Practise makes Pigeons

Event Details

Saturday

11am – 5pm

Sunday

11am – 5pm

Age

All ages

Venue

Watercolour Gallery, Blackburn Museum & Art Gallery

How to Attend

Drop in

Price

Free

Down a ginnel, behind a high fence on a terraced street in Sheffield, sits a garden shed.

Like many garden sheds, it’s full of tools. But in Ben Hall’s shed, these are wheels, clay knives, loops and sponges. Surfaces are smudged with the dried residues of clay used to make the ceramics that line the high shelves.

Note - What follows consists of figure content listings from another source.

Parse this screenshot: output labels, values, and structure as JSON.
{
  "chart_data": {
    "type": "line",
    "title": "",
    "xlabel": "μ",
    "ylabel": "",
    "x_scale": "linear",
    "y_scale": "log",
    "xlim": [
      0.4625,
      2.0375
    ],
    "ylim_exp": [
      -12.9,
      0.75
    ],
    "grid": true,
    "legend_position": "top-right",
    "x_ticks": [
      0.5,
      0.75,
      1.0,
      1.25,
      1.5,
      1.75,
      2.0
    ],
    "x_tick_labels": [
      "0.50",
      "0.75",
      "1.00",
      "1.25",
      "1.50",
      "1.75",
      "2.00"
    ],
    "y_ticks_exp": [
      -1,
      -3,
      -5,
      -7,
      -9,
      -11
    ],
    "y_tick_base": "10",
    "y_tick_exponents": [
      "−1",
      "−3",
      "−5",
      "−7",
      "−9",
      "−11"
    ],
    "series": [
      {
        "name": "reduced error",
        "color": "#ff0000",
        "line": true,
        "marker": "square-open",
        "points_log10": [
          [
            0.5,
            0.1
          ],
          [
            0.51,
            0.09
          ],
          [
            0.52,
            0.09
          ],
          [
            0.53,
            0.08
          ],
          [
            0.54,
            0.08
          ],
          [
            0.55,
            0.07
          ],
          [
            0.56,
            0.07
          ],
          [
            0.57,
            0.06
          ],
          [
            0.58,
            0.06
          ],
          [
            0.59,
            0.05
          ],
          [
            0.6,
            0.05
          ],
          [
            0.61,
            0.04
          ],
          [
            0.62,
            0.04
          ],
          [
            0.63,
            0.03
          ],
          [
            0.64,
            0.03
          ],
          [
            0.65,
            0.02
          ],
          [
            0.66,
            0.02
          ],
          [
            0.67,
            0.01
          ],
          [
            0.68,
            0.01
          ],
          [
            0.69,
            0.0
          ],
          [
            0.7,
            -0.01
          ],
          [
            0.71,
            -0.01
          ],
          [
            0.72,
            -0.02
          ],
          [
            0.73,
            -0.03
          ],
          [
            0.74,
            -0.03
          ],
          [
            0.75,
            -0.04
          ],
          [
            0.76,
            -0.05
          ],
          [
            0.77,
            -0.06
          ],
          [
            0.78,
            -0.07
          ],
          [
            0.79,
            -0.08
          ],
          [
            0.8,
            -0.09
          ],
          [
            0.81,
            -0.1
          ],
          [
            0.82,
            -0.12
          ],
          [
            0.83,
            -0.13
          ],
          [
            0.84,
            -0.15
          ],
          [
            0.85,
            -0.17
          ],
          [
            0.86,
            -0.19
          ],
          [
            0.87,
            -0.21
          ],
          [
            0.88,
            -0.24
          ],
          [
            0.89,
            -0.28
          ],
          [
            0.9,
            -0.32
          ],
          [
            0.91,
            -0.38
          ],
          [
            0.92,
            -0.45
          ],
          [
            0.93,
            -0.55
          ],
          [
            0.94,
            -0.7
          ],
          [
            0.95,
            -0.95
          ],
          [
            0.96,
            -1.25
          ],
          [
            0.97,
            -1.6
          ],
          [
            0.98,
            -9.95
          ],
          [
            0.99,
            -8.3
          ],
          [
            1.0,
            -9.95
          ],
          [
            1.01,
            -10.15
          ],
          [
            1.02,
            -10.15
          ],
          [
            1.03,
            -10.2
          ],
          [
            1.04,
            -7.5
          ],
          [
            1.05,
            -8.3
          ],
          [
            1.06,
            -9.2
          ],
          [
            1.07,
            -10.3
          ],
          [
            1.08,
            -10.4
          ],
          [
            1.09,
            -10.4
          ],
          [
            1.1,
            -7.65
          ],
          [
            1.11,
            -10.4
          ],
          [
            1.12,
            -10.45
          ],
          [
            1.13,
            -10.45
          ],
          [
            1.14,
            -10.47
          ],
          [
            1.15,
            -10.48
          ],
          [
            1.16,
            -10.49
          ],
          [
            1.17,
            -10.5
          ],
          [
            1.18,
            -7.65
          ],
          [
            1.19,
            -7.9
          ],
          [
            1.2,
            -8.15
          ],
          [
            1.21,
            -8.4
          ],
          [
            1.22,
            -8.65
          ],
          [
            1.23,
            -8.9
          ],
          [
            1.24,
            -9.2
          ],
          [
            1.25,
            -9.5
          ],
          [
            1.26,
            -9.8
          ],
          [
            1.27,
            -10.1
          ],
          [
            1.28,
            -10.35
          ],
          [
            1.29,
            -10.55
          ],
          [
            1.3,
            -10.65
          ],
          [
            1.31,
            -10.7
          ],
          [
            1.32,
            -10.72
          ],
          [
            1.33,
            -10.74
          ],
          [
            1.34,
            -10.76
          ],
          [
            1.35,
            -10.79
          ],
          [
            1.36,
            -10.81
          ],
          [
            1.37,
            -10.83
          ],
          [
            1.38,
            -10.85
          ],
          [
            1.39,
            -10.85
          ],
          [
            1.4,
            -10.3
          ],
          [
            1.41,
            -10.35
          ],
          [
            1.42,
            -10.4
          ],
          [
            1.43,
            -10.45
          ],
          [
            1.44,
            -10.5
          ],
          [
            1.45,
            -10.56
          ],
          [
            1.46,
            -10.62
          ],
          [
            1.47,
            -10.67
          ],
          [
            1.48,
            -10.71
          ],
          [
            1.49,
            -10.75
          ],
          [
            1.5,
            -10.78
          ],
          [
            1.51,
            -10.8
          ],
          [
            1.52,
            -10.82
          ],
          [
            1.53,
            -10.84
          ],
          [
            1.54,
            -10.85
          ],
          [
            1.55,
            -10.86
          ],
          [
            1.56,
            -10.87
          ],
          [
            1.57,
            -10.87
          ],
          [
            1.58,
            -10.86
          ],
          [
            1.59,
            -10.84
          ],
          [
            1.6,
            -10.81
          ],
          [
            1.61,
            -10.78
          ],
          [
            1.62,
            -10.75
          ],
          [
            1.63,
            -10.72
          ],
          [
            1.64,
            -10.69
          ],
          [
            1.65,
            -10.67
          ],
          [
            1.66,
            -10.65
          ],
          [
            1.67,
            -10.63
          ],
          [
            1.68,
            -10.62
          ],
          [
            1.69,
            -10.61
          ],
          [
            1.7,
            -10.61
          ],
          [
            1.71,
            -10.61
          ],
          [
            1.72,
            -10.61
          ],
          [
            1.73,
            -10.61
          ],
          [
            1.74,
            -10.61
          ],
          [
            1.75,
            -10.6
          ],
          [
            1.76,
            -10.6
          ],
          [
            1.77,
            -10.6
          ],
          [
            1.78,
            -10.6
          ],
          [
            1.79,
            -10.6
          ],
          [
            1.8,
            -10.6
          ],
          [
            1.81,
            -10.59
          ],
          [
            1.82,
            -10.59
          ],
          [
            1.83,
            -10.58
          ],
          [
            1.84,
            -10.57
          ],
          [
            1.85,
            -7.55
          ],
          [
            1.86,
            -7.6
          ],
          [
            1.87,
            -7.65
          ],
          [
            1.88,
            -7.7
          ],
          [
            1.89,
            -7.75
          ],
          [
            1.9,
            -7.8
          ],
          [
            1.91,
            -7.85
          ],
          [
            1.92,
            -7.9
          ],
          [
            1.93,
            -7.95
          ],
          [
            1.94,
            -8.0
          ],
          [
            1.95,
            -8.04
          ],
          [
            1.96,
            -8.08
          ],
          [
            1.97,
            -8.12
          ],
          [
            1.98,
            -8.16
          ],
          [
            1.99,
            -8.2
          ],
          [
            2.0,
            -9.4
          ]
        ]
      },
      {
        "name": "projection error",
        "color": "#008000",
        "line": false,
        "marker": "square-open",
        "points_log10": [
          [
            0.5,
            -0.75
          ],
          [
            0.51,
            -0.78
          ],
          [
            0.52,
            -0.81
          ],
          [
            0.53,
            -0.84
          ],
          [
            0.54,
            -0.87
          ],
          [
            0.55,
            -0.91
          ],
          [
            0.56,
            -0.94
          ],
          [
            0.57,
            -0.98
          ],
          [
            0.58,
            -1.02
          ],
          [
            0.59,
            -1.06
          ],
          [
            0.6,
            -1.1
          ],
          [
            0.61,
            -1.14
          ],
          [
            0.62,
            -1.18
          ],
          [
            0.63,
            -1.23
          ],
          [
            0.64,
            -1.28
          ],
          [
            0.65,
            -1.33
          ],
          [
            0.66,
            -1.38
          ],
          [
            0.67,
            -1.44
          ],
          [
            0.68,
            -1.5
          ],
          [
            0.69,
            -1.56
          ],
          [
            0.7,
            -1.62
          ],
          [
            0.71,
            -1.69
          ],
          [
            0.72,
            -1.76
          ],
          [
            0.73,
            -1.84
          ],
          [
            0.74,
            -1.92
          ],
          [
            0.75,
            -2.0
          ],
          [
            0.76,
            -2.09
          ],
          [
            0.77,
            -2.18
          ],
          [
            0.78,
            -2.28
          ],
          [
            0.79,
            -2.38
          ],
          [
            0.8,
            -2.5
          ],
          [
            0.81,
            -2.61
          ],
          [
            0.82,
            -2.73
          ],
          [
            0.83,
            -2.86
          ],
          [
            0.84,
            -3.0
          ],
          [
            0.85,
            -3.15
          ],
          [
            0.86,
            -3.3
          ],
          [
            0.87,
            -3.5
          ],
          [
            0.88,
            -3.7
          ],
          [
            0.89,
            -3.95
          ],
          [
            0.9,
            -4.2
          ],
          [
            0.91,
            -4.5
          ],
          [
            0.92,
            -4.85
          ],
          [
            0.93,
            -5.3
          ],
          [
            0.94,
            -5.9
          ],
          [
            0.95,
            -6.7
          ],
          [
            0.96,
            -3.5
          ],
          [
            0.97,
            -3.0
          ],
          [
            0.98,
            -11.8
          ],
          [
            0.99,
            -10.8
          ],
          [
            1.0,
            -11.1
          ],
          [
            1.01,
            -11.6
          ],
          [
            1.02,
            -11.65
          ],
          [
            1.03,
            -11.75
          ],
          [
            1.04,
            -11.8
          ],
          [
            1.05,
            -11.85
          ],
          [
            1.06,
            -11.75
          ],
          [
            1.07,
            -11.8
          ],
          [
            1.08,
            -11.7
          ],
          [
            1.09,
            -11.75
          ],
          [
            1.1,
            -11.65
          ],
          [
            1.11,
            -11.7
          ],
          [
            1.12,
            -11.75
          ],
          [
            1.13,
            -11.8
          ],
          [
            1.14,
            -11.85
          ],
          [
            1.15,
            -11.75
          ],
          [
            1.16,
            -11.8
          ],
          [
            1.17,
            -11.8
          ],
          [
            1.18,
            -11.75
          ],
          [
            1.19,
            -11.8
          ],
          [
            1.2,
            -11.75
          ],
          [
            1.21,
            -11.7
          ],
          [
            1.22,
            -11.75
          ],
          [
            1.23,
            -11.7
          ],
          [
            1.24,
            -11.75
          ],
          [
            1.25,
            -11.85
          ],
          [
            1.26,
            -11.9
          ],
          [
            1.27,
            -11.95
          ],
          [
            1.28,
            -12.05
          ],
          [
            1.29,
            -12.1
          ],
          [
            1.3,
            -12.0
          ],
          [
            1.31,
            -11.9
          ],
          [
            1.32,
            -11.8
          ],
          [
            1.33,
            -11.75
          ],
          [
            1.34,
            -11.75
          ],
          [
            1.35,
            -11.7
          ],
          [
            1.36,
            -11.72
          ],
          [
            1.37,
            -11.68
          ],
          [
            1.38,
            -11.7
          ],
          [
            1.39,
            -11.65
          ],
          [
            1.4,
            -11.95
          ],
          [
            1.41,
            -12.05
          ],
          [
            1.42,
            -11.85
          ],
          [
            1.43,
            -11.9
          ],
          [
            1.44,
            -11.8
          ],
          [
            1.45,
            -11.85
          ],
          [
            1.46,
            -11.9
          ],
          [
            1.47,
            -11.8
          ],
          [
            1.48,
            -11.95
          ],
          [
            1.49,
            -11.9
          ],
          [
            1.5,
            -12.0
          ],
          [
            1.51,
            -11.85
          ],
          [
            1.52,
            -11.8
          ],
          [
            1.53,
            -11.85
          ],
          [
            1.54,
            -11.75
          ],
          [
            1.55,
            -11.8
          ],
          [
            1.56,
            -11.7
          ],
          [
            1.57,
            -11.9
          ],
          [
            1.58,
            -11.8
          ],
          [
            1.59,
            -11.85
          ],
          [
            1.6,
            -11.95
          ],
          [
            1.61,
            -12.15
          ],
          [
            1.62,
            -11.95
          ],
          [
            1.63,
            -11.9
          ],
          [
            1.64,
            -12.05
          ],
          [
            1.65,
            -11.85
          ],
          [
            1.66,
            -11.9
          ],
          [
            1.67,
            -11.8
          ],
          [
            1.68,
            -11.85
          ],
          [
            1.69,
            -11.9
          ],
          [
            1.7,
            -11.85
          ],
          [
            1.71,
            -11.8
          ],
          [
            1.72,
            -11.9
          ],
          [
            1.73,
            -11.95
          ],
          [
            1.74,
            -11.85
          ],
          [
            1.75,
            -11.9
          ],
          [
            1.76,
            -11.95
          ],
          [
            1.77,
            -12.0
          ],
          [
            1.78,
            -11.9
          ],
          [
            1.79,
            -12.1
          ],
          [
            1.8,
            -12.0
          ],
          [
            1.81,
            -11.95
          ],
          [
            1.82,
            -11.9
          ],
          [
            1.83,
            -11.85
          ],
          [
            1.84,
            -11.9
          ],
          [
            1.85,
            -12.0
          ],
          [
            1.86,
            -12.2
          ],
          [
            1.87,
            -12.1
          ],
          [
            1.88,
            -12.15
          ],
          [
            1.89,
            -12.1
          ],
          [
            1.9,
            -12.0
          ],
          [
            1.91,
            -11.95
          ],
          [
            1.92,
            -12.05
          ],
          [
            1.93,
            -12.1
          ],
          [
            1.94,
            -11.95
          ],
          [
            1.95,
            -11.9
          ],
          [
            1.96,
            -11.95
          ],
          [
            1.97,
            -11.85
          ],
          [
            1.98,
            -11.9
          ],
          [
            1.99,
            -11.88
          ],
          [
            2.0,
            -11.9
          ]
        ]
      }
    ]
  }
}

Recognisable for their etched and scored surfaces, glazed and fired in rich blues, Ben’s vessels are containers for stories, observations and small moments of everyday life. Making pots is a story as old as civilisation itself. For thousands of years, ceramics have survived long after the people who made them have disappeared. Archaeologists have helped us understand our ancestors through fragments of broken pottery, using them to understand how people lived, worked, ate and thought. But what might people learn about us a thousand years from now through Ben’s poems etched into this enduring material?


Scratched into their surfaces are haiku. Short poems traditionally made up of three lines following a 5–7–5 syllable pattern.

A haiku wonders

How to fit a world in three

Brief breaths of itself

(See what we did there?)


Throughout our days we leave traces behind. Fingerprints on a glass. Notes scribbled on scraps of paper. A shopping list tucked into a trolley frame. The answer to half a crossword. Our first baby teeth saved in a box. Perfume on a shirt. Thinking on times we have lost or miss someone close to us… Often it’s the most unremarkable things that become the visceral details we cling on to.

Ben’s poems celebrate these quirks, rituals and oddities that quietly shape our lives: the local pigeon, a favourite pub sign, the idiosyncratic behaviours of folk that might otherwise go by unnoticed. With warmth, humour and curiosity, he captures something of what it feels like to
be here, now.

For this exhibition, Ben’s garden shed studio becomes the foundation of a new artwork installation for National Festival of Making. Capturing some of the spirit of makers and the unique spaces they create for their craft, it provides a glimpse into the place where these poems and pots begin,and the unique traces we leave behind.

Delivered in Partnership with Blackburn Museum & Art Gallery


Exhibition Talk

1:45pm, Saturday 4th July

Ben Hall in Conversation with Alex Zawadzki, Curator and Director of The Second Act Gallery, and representatives from Blackburn Museum & Art Gallery.

Blackburn Museum & Art Gallery, Watercolour Gallery

About Benjamin Hall

Benjamin Hall – otherwise known as Mr Ben – is a ceramicist, painter and songwriter. After teaching himself in an old barn next to his childhood home, the unmistakable imprint of the fells and valleys of his native Westmorland became indelibly furrowed into clay, canvas and song.

Today Ben occupies a thriving pottery studio affectionately known as ‘The Melody Shed’ in the heart of Sheffield’s old engraving district. Hall’s visual work ranges from humble tableware to beguiling illustrative vases, jars and oil paintings.